Wie kommen diese Verse in einen Brief von der lebhaftesten Frontecke des Ostens? – Aus der Bücherei eines polnischen Philosophieprofessors an der Universität Warschau, in dessen Wohnung wir B-Stellung bezogen haben. – Die Wohnung sieht aus wie unsere in der Mackensenstraße. Es ist mit das beste Viertel der Stadt. Parkettböden, Kirschbäume und Eichenmöbel sehr modern, elektrisches Licht, warm und kalt Wasser, das leider nicht läuft, Betten erster Güte, soweit wie möglich alles verpackt, keine Fenster und einzelne Splitterspuren. Die Leute wohnen noch hier, die Frau hat der Student philos. in Paris kennen gelernt. Das ist eine Welt!! Aber in seiner Bücherei finde ich zu meinem glücklichen Erstaunen nun eine deutsche vollständige Ausgabe von Goethes und Shakespeares Werken. Endlich was Gutes zu lesen, wie hungere ich schon danach in dieser „ruhigen“ Zeit.

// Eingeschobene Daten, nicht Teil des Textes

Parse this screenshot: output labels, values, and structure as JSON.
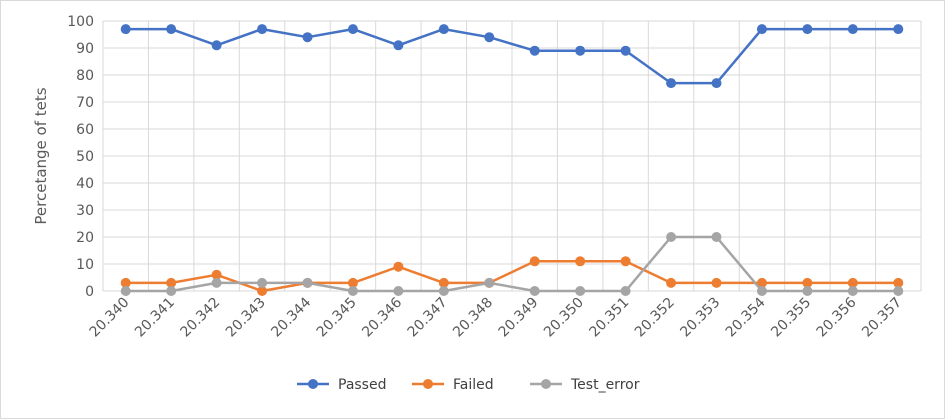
{
  "chart_data": {
    "type": "line",
    "title": "",
    "xlabel": "",
    "ylabel": "Percetange of tets",
    "ylim": [
      0,
      100
    ],
    "y_ticks": [
      "0",
      "10",
      "20",
      "30",
      "40",
      "50",
      "60",
      "70",
      "80",
      "90",
      "100"
    ],
    "categories": [
      "20.340",
      "20.341",
      "20.342",
      "20.343",
      "20.344",
      "20.345",
      "20.346",
      "20.347",
      "20.348",
      "20.349",
      "20.350",
      "20.351",
      "20.352",
      "20.353",
      "20.354",
      "20.355",
      "20.356",
      "20.357"
    ],
    "grid": "vertical and horizontal",
    "legend_position": "bottom",
    "series": [
      {
        "name": "Passed",
        "color": "#4472C4",
        "values": [
          97,
          97,
          91,
          97,
          94,
          97,
          91,
          97,
          94,
          89,
          89,
          89,
          77,
          77,
          97,
          97,
          97,
          97
        ]
      },
      {
        "name": "Failed",
        "color": "#ED7D31",
        "values": [
          3,
          3,
          6,
          0,
          3,
          3,
          9,
          3,
          3,
          11,
          11,
          11,
          3,
          3,
          3,
          3,
          3,
          3
        ]
      },
      {
        "name": "Test_error",
        "color": "#A5A5A5",
        "values": [
          0,
          0,
          3,
          3,
          3,
          0,
          0,
          0,
          3,
          0,
          0,
          0,
          20,
          20,
          0,
          0,
          0,
          0
        ]
      }
    ]
  }
}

Ruhig – für uns, doch vor uns brennt die Stadt, Stukas und Artillerie, Panzer und Infantrie räuchern mit einem Höllenzauber die Stadt aus, die Banden haben sich in jeden Block verbissen. Wo stehen Truppen, wo Banden, wo wir? Alles ist ein aufgewühltes Kriegschaos.
Vielleicht schickt Euch in Kürze einer noch Bilder aus D. und dem Lehrgang. Wenn er noch Negative schickt, laß wenigstens noch einen Abzug machen, mir scheinen sie nämlich schlecht abgezogen.
Für heute herzlichen Gruß, die Pflicht ruft.